The sites were bad enough. The idea that perhaps her father visited or even followed the sites made Bex’s stomach turn.
“Okay…” she said slowly.
“There are forums where”—Schuster grimaced—“fans can get together and talk, like chat rooms. We think your father might frequent one or more of the chat rooms under an alias.”
“So what do you want me to do?”
“I think that if you post to one of the sites, your father might respond.”
She crossed her arms in front of her chest, doing her best to smother her nerves with anger. “You think he might respond? You want me to cyber hang out with a bunch of serial-killer groupies in case my dad decides to drop in? No”—she shook her head—“I’m not going to do that.”
“You wouldn’t be ‘hanging out’ with them per se.”
“Well, whatever you call it, the answer is still no. How am I supposed to do that anyway? Why would he talk to me? Let me guess… You want me to use the screen name ‘Hey, Dad, it’s me?’”
Detective Schuster stared at Bex, his lips pressed together in a hard, thin line. “I think you should go public with your identity.”
Nineteen
Someone hit Bex in the chest with a sledgehammer. That was what must have happened; that was why Bex’s lungs felt as if they had collapsed.
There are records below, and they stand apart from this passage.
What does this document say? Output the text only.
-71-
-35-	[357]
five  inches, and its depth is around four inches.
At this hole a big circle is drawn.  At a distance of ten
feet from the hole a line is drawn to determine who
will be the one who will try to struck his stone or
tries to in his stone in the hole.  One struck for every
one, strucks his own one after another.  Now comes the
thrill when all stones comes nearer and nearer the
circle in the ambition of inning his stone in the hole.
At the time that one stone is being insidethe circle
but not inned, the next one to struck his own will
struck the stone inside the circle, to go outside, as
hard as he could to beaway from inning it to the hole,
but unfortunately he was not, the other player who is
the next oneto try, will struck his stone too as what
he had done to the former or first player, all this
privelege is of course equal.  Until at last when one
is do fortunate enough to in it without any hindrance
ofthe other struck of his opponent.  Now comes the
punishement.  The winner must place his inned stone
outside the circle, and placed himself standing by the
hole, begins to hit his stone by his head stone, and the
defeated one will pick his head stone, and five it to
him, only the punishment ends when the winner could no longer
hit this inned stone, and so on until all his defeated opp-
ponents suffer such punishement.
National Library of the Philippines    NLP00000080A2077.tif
That was why her heart was struggling to beat.
“You want me to do what?”
“If you come out with who you really are and publicly announce that you’d like to talk to your father, to get to know him, I think that would draw him out.”
Bex’s body started to shake. She gritted her teeth to avoid the clack-clack-clack of them banging together. Detective Schuster wanted her to make contact with her father. Ridiculous visions of the two of them relaxing at the kitchen table, sipping tea, flashed through her mind, only to be crashed by the thought of her father looming huge and turning into a monster, his hands morphing into talons that closed around her throat.